Akatsuki1010 wrote: Something is wrong here. $B',C'$ are the reflections, not the foot of the perpendicular line.... I think $B',C'$ are the foot of the perpendicular line to $AD$ from $B,C$ in your picture.

Something is wrong here, I draw the figure and find that $DX\neq DY$.

Maybe is $AB\perp BX, AC\perp CY$, then the problem is right.

Let $l$ a radical axis of $\odot (BEC'), \odot (CFB')$. $AE\cdot AB=AF\cdot AC\implies A\in l, BD\cdot CD=B'D\cdot C'D\implies D\in l, AD=l$ $BC', B'C$ are symmetrical to $AD\implies \odot (BEC'), \odot (CFB')$are symmetrical to $AD$. Let $O_1$ a center of $\odot (BEC')$, $O_2$ a center of $\odot (CFB')$. $O_1, O_2$ are symmetrical to $AD$ so we get $DO_1=DO_2$. $EO_1=radius(\odot (BEC'))=radius(\odot (BEC'))=FO_2$. By problem, $ED=FD \implies \triangle{EDO_1} \equiv \triangle{FDO_2}$ (SSS) $\angle{DEX} =\angle{DEO_1} =\angle{DFO_2}= \angle{DFY}$ $EX, FY$ is diameter of $\odot (BEC'), \odot (CFB')\implies EX=FY$ $\therefore \triangle{DEX} \equiv \triangle{DFY}$(SAS), so we get $DX=DY$. Q.E.D.

L.Bill wrote: Maybe is $AB\perp BX, AC\perp CY$, then the problem is right. I agree with that.
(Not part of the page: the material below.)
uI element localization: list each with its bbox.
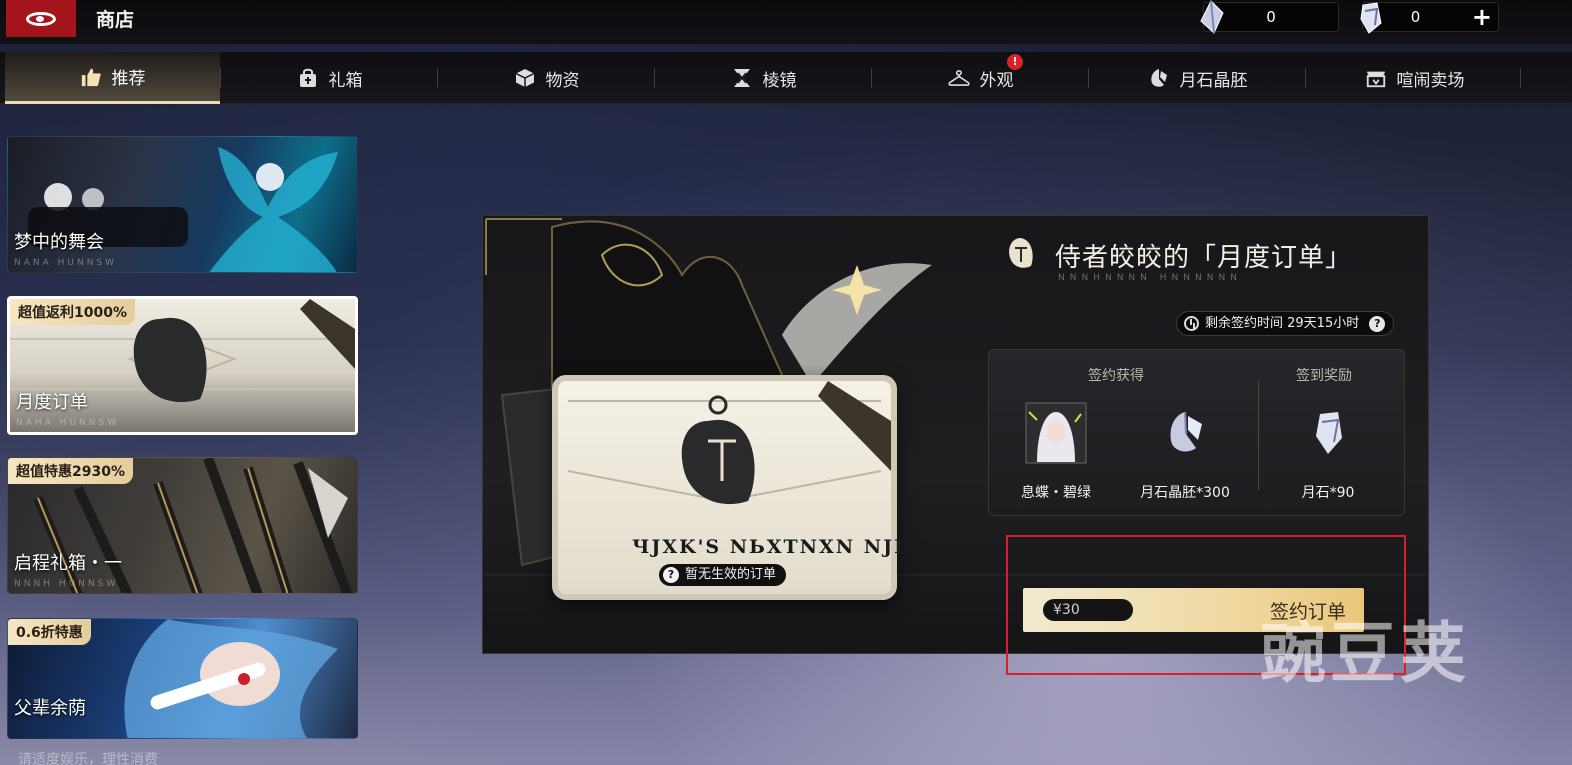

let $E',F',X',Y'$ be the reflection of $E,F,X,Y$ wrt $AD$ note that $AE'.A'B=AE.AB=AF.AC$ so $FE'B'C$ is cyclic so $XX'YY'$ is an isoscele trapezium claim: $D$ is the center of $(XX'YY')$ proof: since $\angle X'B'A=90$ wee have $E'FX'Y$ is a rectangle since $DE=DE'=DF$ so $DX'=DY$ similarly $DY'=DX$ and we win

space10 wrote: $BD\cdot CD=B'D\cdot C'D\implies D\in l, AD=l$ but $BD\cdot CD$ is not the power of D to $\odot (BEC') or \odot (CFB')$, so this does not make sense.